The following article consists of my thoughts, emotions and life experiences. Thank you for allowing me to share my mind space with you.
When you hear people talking about loving themselves, what do you think? (Take a moment to answer my question in your head before you read further)
For me the hardest lesson I’ve ever had to learn was how to love myself. You’d honestly think it was a pretty easy thing to do. I mean it’s you! Your being, your skin, your features, your feelings? How could you not love yourself??? Being a woman, I live in a society which continuously tries to drill a certain perspective of life into me e.g. what I should feel, wear or who I should date.
My twenties were all about that. Trying to be the prettiest, the skinniest, the ‘everything’. I wasted time. I really did. I was more concerned with what people thought of me than what I thought of myself. I spent years trying to please people I had no business pleasing, helping people who didn’t appreciate my help, befriending people who were never my friend. As I got older I realized something. I didn’t love myself. I didn’t appreciate who I was. I didn’t want to admit that I was worth more than I gave myself credit for. So I gave that credit to everyone else.

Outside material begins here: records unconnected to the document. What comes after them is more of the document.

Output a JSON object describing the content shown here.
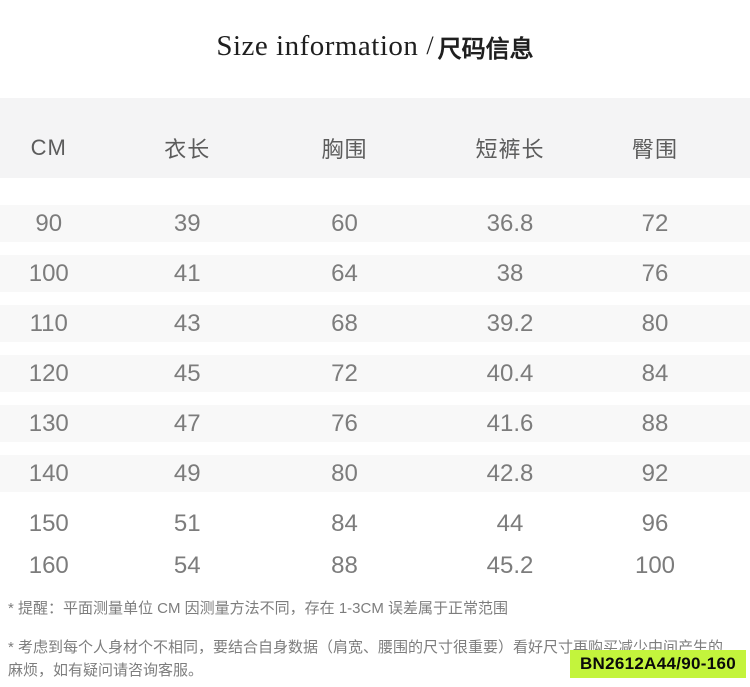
{
  "title": {
    "en": "Size information",
    "divider": "/",
    "zh": "尺码信息"
  },
  "chart_data": {
    "type": "table",
    "title": "Size information / 尺码信息",
    "columns": [
      "CM",
      "衣长",
      "胸围",
      "短裤长",
      "臀围"
    ],
    "rows": [
      [
        90,
        39,
        60,
        36.8,
        72
      ],
      [
        100,
        41,
        64,
        38,
        76
      ],
      [
        110,
        43,
        68,
        39.2,
        80
      ],
      [
        120,
        45,
        72,
        40.4,
        84
      ],
      [
        130,
        47,
        76,
        41.6,
        88
      ],
      [
        140,
        49,
        80,
        42.8,
        92
      ],
      [
        150,
        51,
        84,
        44,
        96
      ],
      [
        160,
        54,
        88,
        45.2,
        100
      ]
    ]
  },
  "notes": [
    "* 提醒：平面测量单位 CM 因测量方法不同，存在 1-3CM 误差属于正常范围",
    "* 考虑到每个人身材个不相同，要结合自身数据（肩宽、腰围的尺寸很重要）看好尺寸再购买减少中间产生的\n麻烦，如有疑问请咨询客服。"
  ],
  "badge": {
    "text": "BN2612A44/90-160",
    "bg_color": "#c3f43c"
  },
  "colors": {
    "header_band": "#f4f4f5",
    "row_band": "#f8f8f8"
  }
}
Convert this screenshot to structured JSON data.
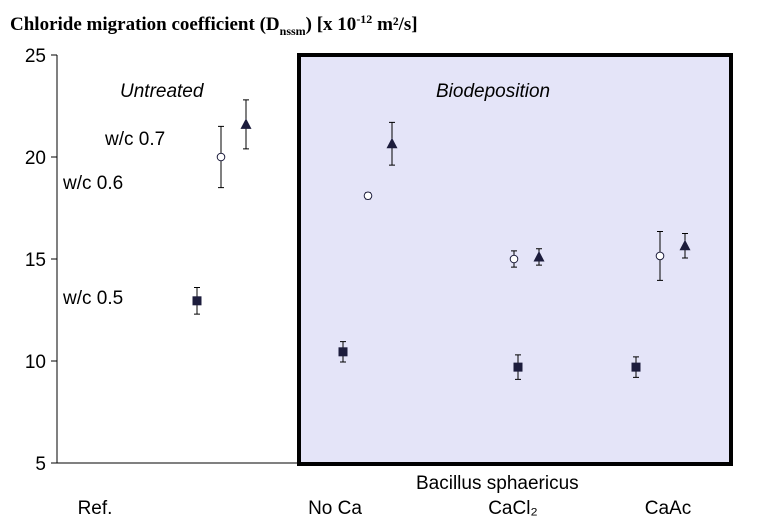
{
  "chart_data": {
    "type": "errorbar-scatter",
    "title": [
      "Chloride migration coefficient (D",
      "nssm",
      ") [x 10",
      "-12",
      " m²/s]"
    ],
    "categories": [
      "Ref.",
      "No Ca",
      "CaCl₂",
      "CaAc"
    ],
    "ylim": [
      5,
      25
    ],
    "yticks": [
      5,
      10,
      15,
      20,
      25
    ],
    "annotations": [
      "Untreated",
      "Biodeposition",
      "w/c 0.7",
      "w/c 0.6",
      "w/c 0.5",
      "Bacillus sphaericus"
    ],
    "series": [
      {
        "name": "w/c 0.5",
        "marker": "square",
        "color": "#1c1c3c",
        "values": [
          12.95,
          10.45,
          9.7,
          9.7
        ],
        "errors": [
          0.65,
          0.5,
          0.6,
          0.5
        ]
      },
      {
        "name": "w/c 0.6",
        "marker": "circle",
        "color": "#1c1c3c",
        "values": [
          20.0,
          18.1,
          15.0,
          15.15
        ],
        "errors": [
          1.5,
          0.15,
          0.4,
          1.2
        ]
      },
      {
        "name": "w/c 0.7",
        "marker": "triangle",
        "color": "#1c1c3c",
        "values": [
          21.6,
          20.65,
          15.1,
          15.65
        ],
        "errors": [
          1.2,
          1.05,
          0.4,
          0.6
        ]
      }
    ]
  }
}
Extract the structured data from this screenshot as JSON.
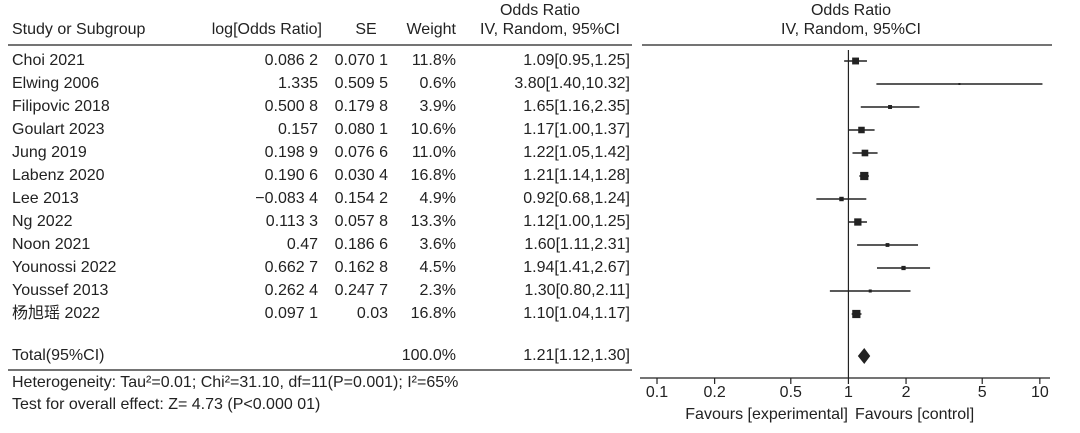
{
  "chart_data": {
    "type": "forest",
    "columns": {
      "study": "Study or Subgroup",
      "log_or": "log[Odds Ratio]",
      "se": "SE",
      "weight": "Weight",
      "or_title": "Odds Ratio",
      "or_method": "IV, Random, 95%CI"
    },
    "title": "Odds Ratio",
    "subtitle": "IV, Random, 95%CI",
    "categories": [
      "Choi 2021",
      "Elwing 2006",
      "Filipovic 2018",
      "Goulart 2023",
      "Jung 2019",
      "Labenz 2020",
      "Lee 2013",
      "Ng 2022",
      "Noon 2021",
      "Younossi 2022",
      "Youssef 2013",
      "杨旭瑶 2022"
    ],
    "log_or": [
      "0.086 2",
      "1.335",
      "0.500 8",
      "0.157",
      "0.198 9",
      "0.190 6",
      "−0.083 4",
      "0.113 3",
      "0.47",
      "0.662 7",
      "0.262 4",
      "0.097 1"
    ],
    "se": [
      "0.070 1",
      "0.509 5",
      "0.179 8",
      "0.080 1",
      "0.076 6",
      "0.030 4",
      "0.154 2",
      "0.057 8",
      "0.186 6",
      "0.162 8",
      "0.247 7",
      "0.03"
    ],
    "weights": [
      11.8,
      0.6,
      3.9,
      10.6,
      11.0,
      16.8,
      4.9,
      13.3,
      3.6,
      4.5,
      2.3,
      16.8
    ],
    "weight_labels": [
      "11.8%",
      "0.6%",
      "3.9%",
      "10.6%",
      "11.0%",
      "16.8%",
      "4.9%",
      "13.3%",
      "3.6%",
      "4.5%",
      "2.3%",
      "16.8%"
    ],
    "values": [
      1.09,
      3.8,
      1.65,
      1.17,
      1.22,
      1.21,
      0.92,
      1.12,
      1.6,
      1.94,
      1.3,
      1.1
    ],
    "lower": [
      0.95,
      1.4,
      1.16,
      1.0,
      1.05,
      1.14,
      0.68,
      1.0,
      1.11,
      1.41,
      0.8,
      1.04
    ],
    "upper": [
      1.25,
      10.32,
      2.35,
      1.37,
      1.42,
      1.28,
      1.24,
      1.25,
      2.31,
      2.67,
      2.11,
      1.17
    ],
    "value_labels": [
      "1.09[0.95,1.25]",
      "3.80[1.40,10.32]",
      "1.65[1.16,2.35]",
      "1.17[1.00,1.37]",
      "1.22[1.05,1.42]",
      "1.21[1.14,1.28]",
      "0.92[0.68,1.24]",
      "1.12[1.00,1.25]",
      "1.60[1.11,2.31]",
      "1.94[1.41,2.67]",
      "1.30[0.80,2.11]",
      "1.10[1.04,1.17]"
    ],
    "total": {
      "label": "Total(95%CI)",
      "weight_label": "100.0%",
      "value": 1.21,
      "lower": 1.12,
      "upper": 1.3,
      "value_label": "1.21[1.12,1.30]"
    },
    "heterogeneity": "Heterogeneity: Tau²=0.01; Chi²=31.10, df=11(P=0.001); I²=65%",
    "overall_effect": "Test for overall effect: Z= 4.73 (P<0.000 01)",
    "xlabel_left": "Favours [experimental]",
    "xlabel_right": "Favours [control]",
    "xscale": "log",
    "xlim": [
      0.0815,
      11.3
    ],
    "xticks": [
      0.1,
      0.2,
      0.5,
      1,
      2,
      5,
      10
    ],
    "reference_line": 1,
    "color": "#222222"
  }
}
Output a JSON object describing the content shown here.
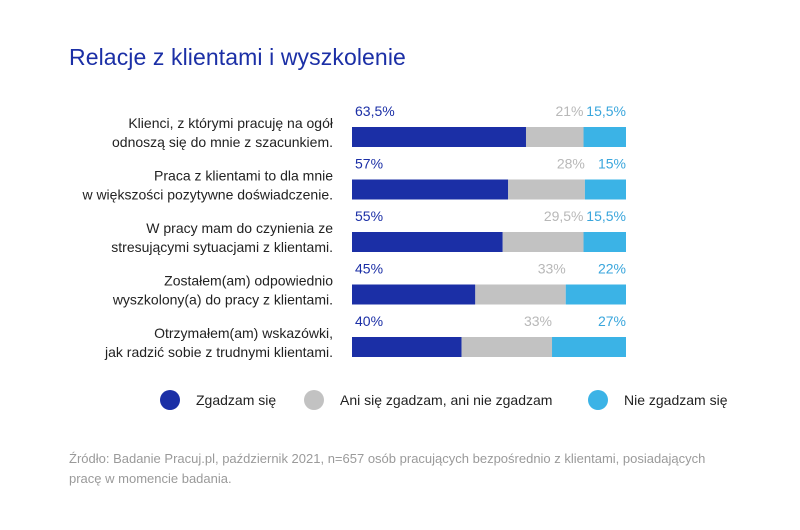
{
  "title": "Relacje z klientami i wyszkolenie",
  "colors": {
    "agree": "#1b2fa6",
    "neutral": "#c2c2c2",
    "disagree": "#3bb3e6",
    "label_agree": "#1b2fa6",
    "label_neutral": "#b8b8b8",
    "label_disagree": "#3aa6dc"
  },
  "legend": [
    {
      "key": "agree",
      "label": "Zgadzam się"
    },
    {
      "key": "neutral",
      "label": "Ani się zgadzam, ani nie zgadzam"
    },
    {
      "key": "disagree",
      "label": "Nie zgadzam się"
    }
  ],
  "source": "Źródło: Badanie Pracuj.pl, październik 2021, n=657 osób pracujących bezpośrednio z klientami, posiadających pracę w momencie badania.",
  "chart_data": {
    "type": "bar",
    "orientation": "horizontal",
    "stacked": true,
    "unit": "%",
    "categories": [
      [
        "Klienci, z którymi pracuję na ogół",
        "odnoszą się do mnie z szacunkiem."
      ],
      [
        "Praca z klientami to dla mnie",
        "w większości pozytywne doświadczenie."
      ],
      [
        "W pracy mam do czynienia ze",
        "stresującymi sytuacjami z klientami."
      ],
      [
        "Zostałem(am) odpowiednio",
        "wyszkolony(a) do pracy z klientami."
      ],
      [
        "Otrzymałem(am) wskazówki,",
        "jak radzić sobie z trudnymi klientami."
      ]
    ],
    "series": [
      {
        "name": "Zgadzam się",
        "key": "agree",
        "values": [
          63.5,
          57,
          55,
          45,
          40
        ],
        "labels": [
          "63,5%",
          "57%",
          "55%",
          "45%",
          "40%"
        ]
      },
      {
        "name": "Ani się zgadzam, ani nie zgadzam",
        "key": "neutral",
        "values": [
          21,
          28,
          29.5,
          33,
          33
        ],
        "labels": [
          "21%",
          "28%",
          "29,5%",
          "33%",
          "33%"
        ]
      },
      {
        "name": "Nie zgadzam się",
        "key": "disagree",
        "values": [
          15.5,
          15,
          15.5,
          22,
          27
        ],
        "labels": [
          "15,5%",
          "15%",
          "15,5%",
          "22%",
          "27%"
        ]
      }
    ],
    "xlim": [
      0,
      100
    ],
    "legend_position": "bottom",
    "grid": false
  }
}
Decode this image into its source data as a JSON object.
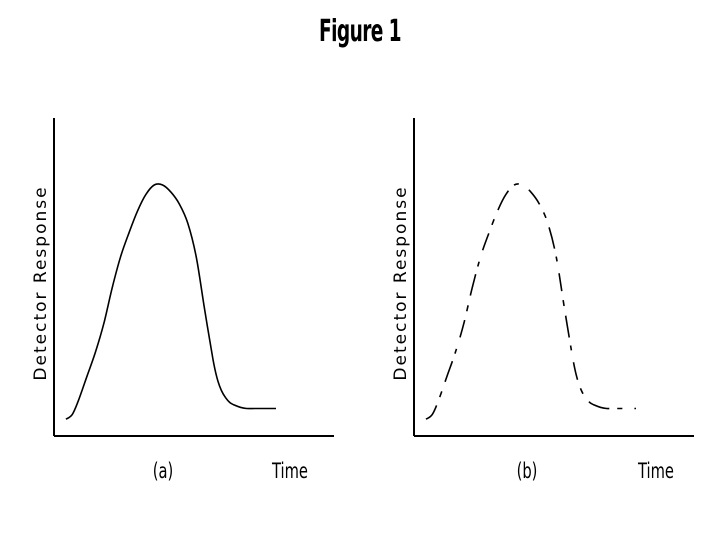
{
  "title": "Figure 1",
  "chart_data": [
    {
      "type": "line",
      "panel_label": "(a)",
      "ylabel": "Detector Response",
      "xlabel": "Time",
      "line_style": "solid",
      "x": [
        0,
        0.03,
        0.06,
        0.1,
        0.14,
        0.18,
        0.22,
        0.26,
        0.3,
        0.34,
        0.38,
        0.42,
        0.46,
        0.5,
        0.54,
        0.58,
        0.62,
        0.66,
        0.7,
        0.72,
        0.74,
        0.76,
        0.78,
        0.8,
        0.83,
        0.86,
        0.9,
        0.95,
        1.0
      ],
      "y": [
        0.02,
        0.04,
        0.1,
        0.2,
        0.3,
        0.42,
        0.57,
        0.7,
        0.8,
        0.89,
        0.96,
        1.0,
        1.0,
        0.97,
        0.92,
        0.84,
        0.7,
        0.48,
        0.27,
        0.19,
        0.14,
        0.11,
        0.09,
        0.08,
        0.07,
        0.065,
        0.065,
        0.065,
        0.065
      ],
      "grid": false
    },
    {
      "type": "line",
      "panel_label": "(b)",
      "ylabel": "Detector Response",
      "xlabel": "Time",
      "line_style": "broken",
      "x": [
        0,
        0.03,
        0.06,
        0.1,
        0.14,
        0.18,
        0.22,
        0.26,
        0.3,
        0.34,
        0.38,
        0.42,
        0.46,
        0.5,
        0.54,
        0.58,
        0.62,
        0.66,
        0.7,
        0.72,
        0.74,
        0.76,
        0.78,
        0.8,
        0.83,
        0.86,
        0.9,
        0.95,
        1.0
      ],
      "y": [
        0.02,
        0.04,
        0.1,
        0.2,
        0.3,
        0.42,
        0.57,
        0.7,
        0.8,
        0.89,
        0.96,
        1.0,
        1.0,
        0.97,
        0.92,
        0.84,
        0.7,
        0.48,
        0.27,
        0.19,
        0.14,
        0.11,
        0.09,
        0.08,
        0.07,
        0.065,
        0.065,
        0.065,
        0.065
      ],
      "grid": false
    }
  ]
}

I grew up in a family of 6 kids. 3 brothers, 2 sisters. My 2 older sisters were and still are beautiful. Now imagine being the little sister of 2 extremely popular and beautiful sisters. You know girls, cheerleaders, top of the class, all the boys want them, that’s my sisters. I grew up in their shadow. Not only did I have 2 beautiful sisters, I had gorgeous cousins. One of my cousins, was a serial beauty pageant winner. There I was, a book worm and nerd. Wasn’t popular at school, I had no desire to be, I couldn’t lift my head up from a book long enough. You know when you hear family says ‘she’s so lucky she’s smart’. I thought ok, my goal in life is to be smart. Not beautiful, sexy, adventourous, outspoken, no, just smart.